Maylis Détrie : Vous parlez d’un retour de l’apéritif, de quoi parlez-vous exactement ?

Nathanaël Travier : Je ne parle pas du moment partagé mais bien des alternatives au vin. Je parle du retour de liqueurs et de la Suze par exemple.

MD : Comment expliquez vous à travers notre histoire qu’ils aient disparu ?

NT : Après la guerre de 1914, la dynamique des apéritifs est arrêtée, notamment à cause d’un événement majeur dans la diversité du paysage de l’alcool : l’interdiction de l’absinthe en 1915. Le motif donné est que cela rend fou.
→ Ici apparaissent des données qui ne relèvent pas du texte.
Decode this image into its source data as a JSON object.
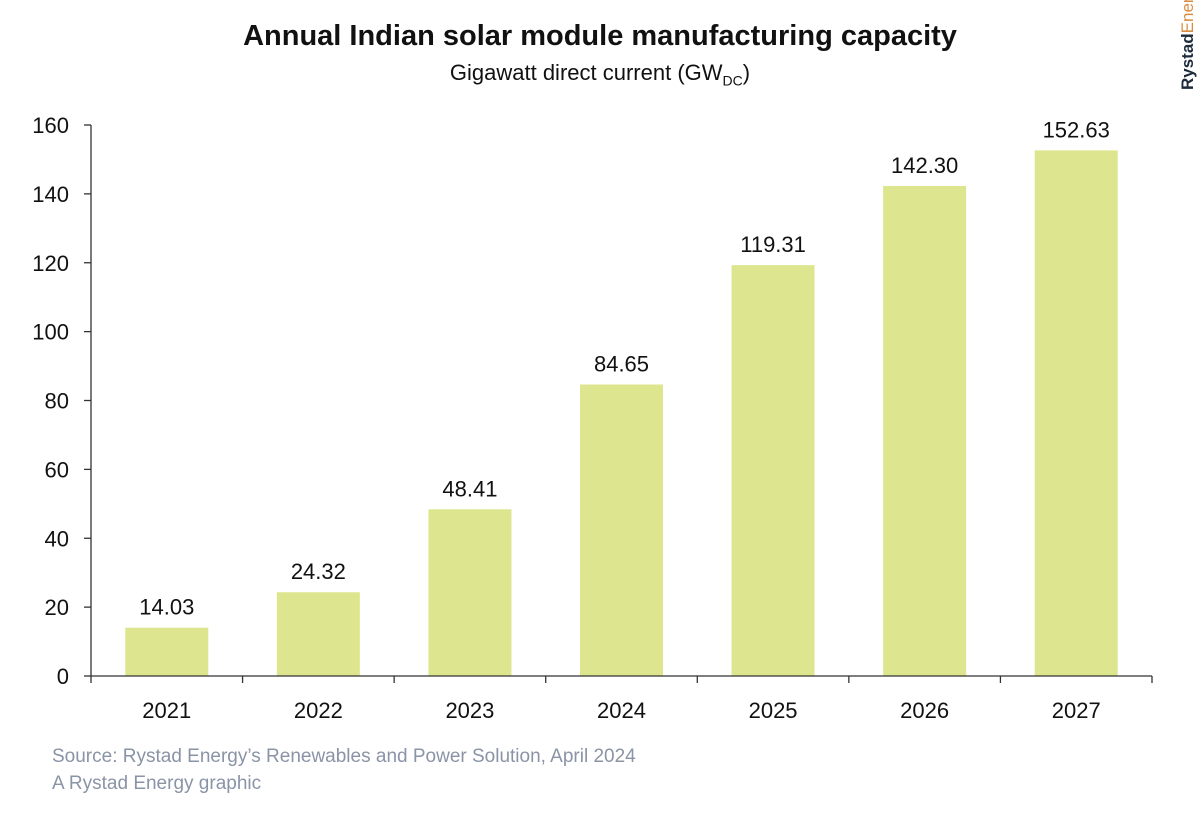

Bien sûr certains maîtrisent mal sa production et la vende frelatée. On ne se le figure pas, mais à l’époque, on boit de l’absinthe autant que l’on boira du vin plus tard, c’est à dire de manière systématique. Ce qui se dit aussi de façon officieuse : est-ce que cela pourrait être les lobbys du vin qui auraient obtenu son interdiction car on observe une concomitance avec l’explosion de sa consommation.

Cartographie issue du livre de Nathanaël Travier
Cartographie issue du livre de Nathanaël Travier "La France des apéritifs" - Crédit photo : Editions Artemis

MD : Que se passe-t-il avant et après ?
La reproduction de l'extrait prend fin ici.